1 No-Brainer Small-Cap S&P Index Fund to Buy Right Now for Less Than $200


The stock market tends to move in cycles, with one group of stocks in favor for a little while, followed by another group. Frequently, the groups that are in and out of favor are polar opposites of each other, like value and growth.

Right now, one of the big divergences is size-related, with large caps handily outperforming small caps since roughly the start of 2023. This will eventually change, and the SPDR Portfolio S&P 600 Small-Cap ETF (SPSM 0.17%) could be a good way to play a small-cap recovery.

What has happened to the SPDR Portfolio S&P 600 Small-Cap ETF

Since the start of 2023, the S&P 600 small-cap ETF has advanced around 25% as of the time of this writing. That’s not bad for a roughly two-year period. But the S&P 500 index (^GSPC 0.40%) is up about 50%, or roughly twice as much. That’s a massive outperformance on the part of the large-cap S&P 500 index.

SPSM data by YCharts

Longer term, the indexes tended to move more similarly. And, more to the point here, when there was a divergence similar to the one that exists today, this small-cap exchange-traded fund (ETF) rallied to close the gap.

The pandemic period, as shown in the graph below, is a good example of that. Small caps tend to be more volatile, and many small stocks aren’t as financially strong as large caps, so it makes sense that they would fall more during a period of uncertainty. But once the world got used to living with COVID-19, they rallied strongly.

SPSM Chart

SPSM data by YCharts.

That rally brought the performance of the SPDR Portfolio S&P 600 Small-Cap ETF back in line with the performance of the S&P 500 index. That’s the potential opportunity today as this small-cap S&P index starts to regain its footing. And the ETF’s price, at less than $50 per share, is easily within reach of investors, even those with only a few hundred dollars available to invest.

What does the SPDR Portfolio S&P 600 Small-Cap ETF do?

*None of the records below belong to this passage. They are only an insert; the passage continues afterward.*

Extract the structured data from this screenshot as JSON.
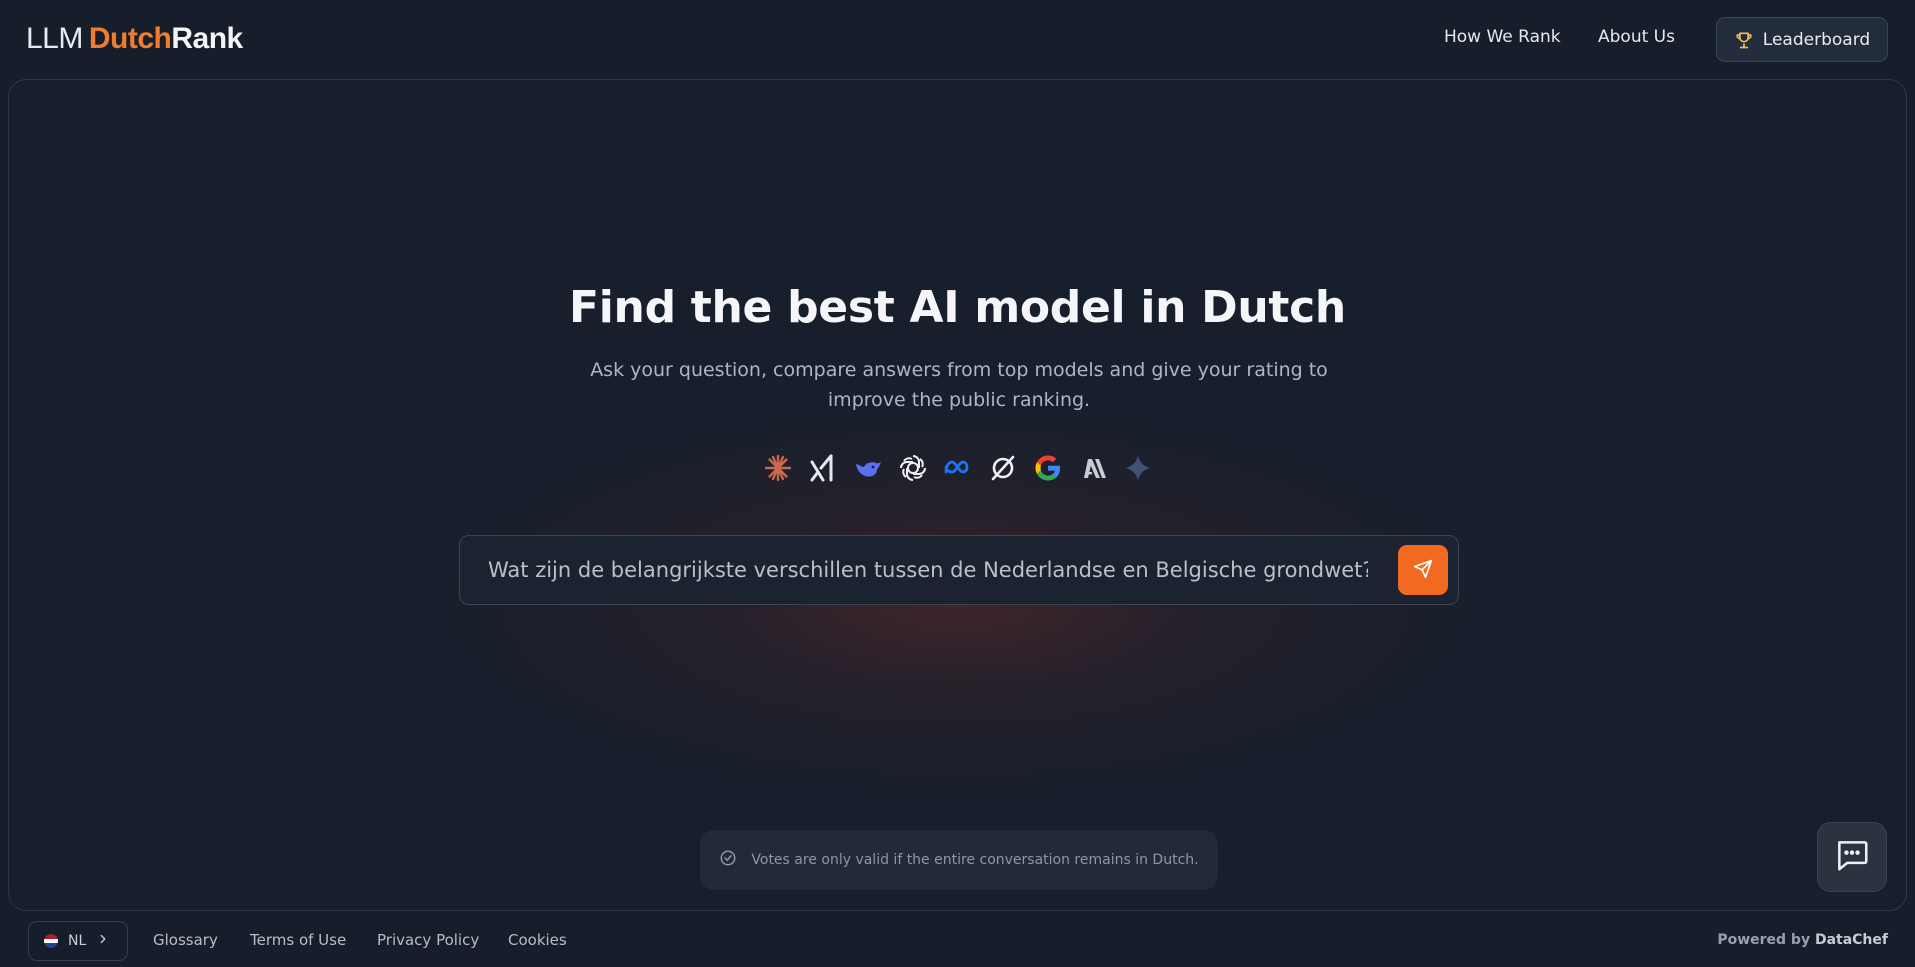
{
  "header": {
    "logo": {
      "part1": "LLM",
      "part2": "Dutch",
      "part3": "Rank"
    },
    "nav": {
      "how_we_rank": "How We Rank",
      "about_us": "About Us"
    },
    "leaderboard_label": "Leaderboard"
  },
  "hero": {
    "title": "Find the best AI model in Dutch",
    "subtitle": "Ask your question, compare answers from top models and give your rating to improve the public ranking.",
    "model_icons": [
      "claude-icon",
      "xai-grok-icon",
      "deepseek-icon",
      "openai-icon",
      "meta-icon",
      "perplexity-icon",
      "google-icon",
      "anthropic-icon",
      "gemini-icon"
    ]
  },
  "prompt": {
    "value": "Wat zijn de belangrijkste verschillen tussen de Nederlandse en Belgische grondwet?",
    "send_icon": "send-icon"
  },
  "notice": {
    "text": "Votes are only valid if the entire conversation remains in Dutch.",
    "icon": "check-circle-icon"
  },
  "footer": {
    "language": "NL",
    "links": {
      "glossary": "Glossary",
      "terms": "Terms of Use",
      "privacy": "Privacy Policy",
      "cookies": "Cookies"
    },
    "powered_prefix": "Powered by",
    "powered_brand": "DataChef"
  },
  "colors": {
    "accent": "#f26a22",
    "logo_accent": "#f07d2b",
    "background": "#161e2b"
  }
}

The S&P 500 index is a select group of around 500 companies that are believed to be representative of the broader economy. They tend to be large and well-known stocks.

The SPDR Portfolio S&P 600 Small-Cap ETF, on the other hand, is created from roughly the smallest 3% of U.S. stocks. A committee selects 600 companies for inclusion and will replace index constituents as they drop out of the index (because of things like mergers, acquisitions, and bankruptcies). However, there’s an important nuance here because, at the time of inclusion, every company must meet a profitability test.

A group of people looking at a parabola and math equations written in chalk on a table.

Image source: Getty Images.

The first test is that the company’s most recent quarterly earnings must be positive. And the second test is that the sum of the trailing four quarters of earnings must be positive. For a large company, that probably wouldn’t be too high a hurdle to clear. But for small companies, these two criteria likely weed out a lot of potentially troublesome companies.

Taken together, then, these two requirements are an attempt to bias the index toward higher-quality small-cap stocks. The ETF is market-cap weighted, so the largest small caps in the index have the largest impact on performance.

It is probably reasonable to think of buying the SPDR Portfolio S&P 600 Small-Cap ETF as getting a well-diversified portfolio of strongly performing small-cap businesses. The ETF’s expense ratio is a tiny 0.03%.

Worth a closer look if you believe in reversion to the mean

Past performance is no guarantee of future results, as Wall Street likes to say. And there’s definitely no time frame for when small caps — and the small-cap ETF — might close the performance gap with large caps.

But unless you believe that large caps have somehow permanently taken the lead over small caps (which seems highly unlikely given the history of market segments going in and out of favor), now could be the right moment to start considering adding a little more small-cap exposure to your portfolio. And the SPDR Portfolio S&P 600 Small-Cap ETF is a simple, low-cost, and quality-biased way to do just that.